American paralympic athlete and standing volleyball player (1955–2014)

Ronnie Eugene Bird Alsup (July 31, 1955 – August 14, 2014) was an American paralympic athlete and standing volleyball player. He competed at the 1984 and 1988 Summer Paralympics.

== Life and career ==
Ronnie Alsup was born in Murfreesboro, Tennessee, the son of Lorene Alsup Watkins. He attended Riverdale High School, from which he graduated in 1973.

After high school, he worked as a watch and timepiece repairman.
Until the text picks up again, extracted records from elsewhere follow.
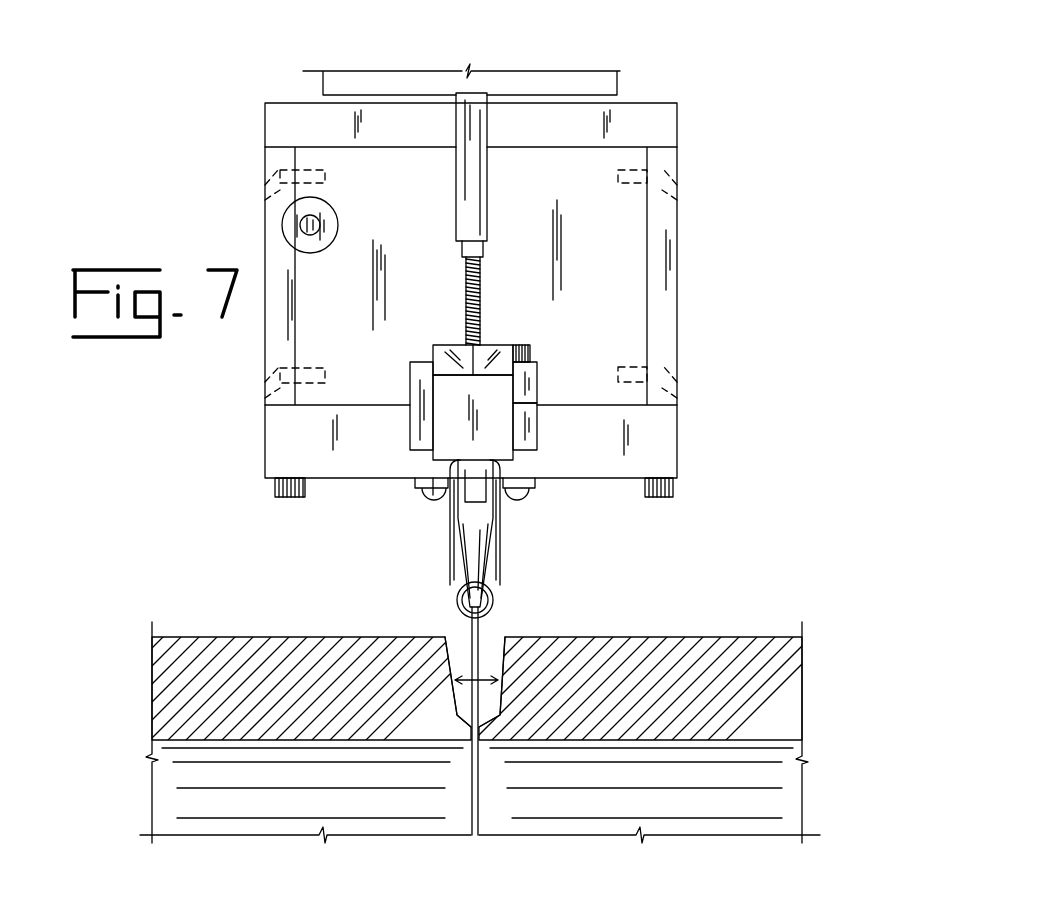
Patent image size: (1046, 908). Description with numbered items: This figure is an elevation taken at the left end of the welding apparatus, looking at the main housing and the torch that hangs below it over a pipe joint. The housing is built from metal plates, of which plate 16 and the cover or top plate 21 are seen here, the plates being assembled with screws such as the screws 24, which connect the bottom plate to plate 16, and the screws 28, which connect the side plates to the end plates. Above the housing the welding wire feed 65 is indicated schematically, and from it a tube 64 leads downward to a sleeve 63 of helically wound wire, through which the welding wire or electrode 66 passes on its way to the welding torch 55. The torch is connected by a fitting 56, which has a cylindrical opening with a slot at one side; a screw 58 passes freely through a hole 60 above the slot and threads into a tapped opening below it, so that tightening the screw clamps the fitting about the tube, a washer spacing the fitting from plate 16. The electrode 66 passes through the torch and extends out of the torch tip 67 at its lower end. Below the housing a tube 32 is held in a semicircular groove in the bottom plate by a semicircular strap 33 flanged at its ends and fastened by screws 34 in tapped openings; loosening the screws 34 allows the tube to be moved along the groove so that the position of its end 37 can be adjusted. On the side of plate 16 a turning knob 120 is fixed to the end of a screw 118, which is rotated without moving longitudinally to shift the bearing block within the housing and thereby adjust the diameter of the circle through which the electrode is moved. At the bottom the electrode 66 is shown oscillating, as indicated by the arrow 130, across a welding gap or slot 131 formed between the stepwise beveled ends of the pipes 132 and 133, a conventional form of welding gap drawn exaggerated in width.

The plate 16 is at (523, 270).
The cover or top plate 21 is at (678, 125).
The screws 24 is at (275, 493).
The screws 28 is at (265, 199).
The tube 32 is at (499, 569).
The semicircular strap 33 is at (445, 497).
The screws 34 is at (428, 492).
The end of tube 37 is at (454, 603).
The welding torch 55 is at (400, 381).
The fitting 56 is at (410, 428).
The screw 58 is at (532, 355).
The hole 60 is at (447, 345).
The sleeve of helically wound wire 63 is at (466, 300).
The tube 64 is at (456, 192).
The welding wire feed 65 is at (623, 83).
The welding wire or electrode 66 is at (480, 641).
The torch tip 67 is at (491, 532).
The screw 118 is at (310, 236).
The turning knob 120 is at (283, 233).
The arrow 130 is at (506, 637).
The welding gap or slot 131 is at (448, 634).
The pipe 132 is at (326, 637).
The pipe 133 is at (614, 637).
As a young man, Ronnie Alsup lost one of his lower legs to surgery for bone cancer. Rather than letting his situation dictate his future or his attitude, Ronnie became the national amputee long jump record holder.

Alsup competed at the 1984 Summer Paralympics, winning two gold medals in athletics. He then competed at the 1988 Summer Paralympics, winning two gold medals and a bronze medal in athletics.

Alsup was a member of the United States Amputee Athletic Association.

== Death ==
Ronnie Alsup died on August 14, 2014, at the age of 59, of a heart attack.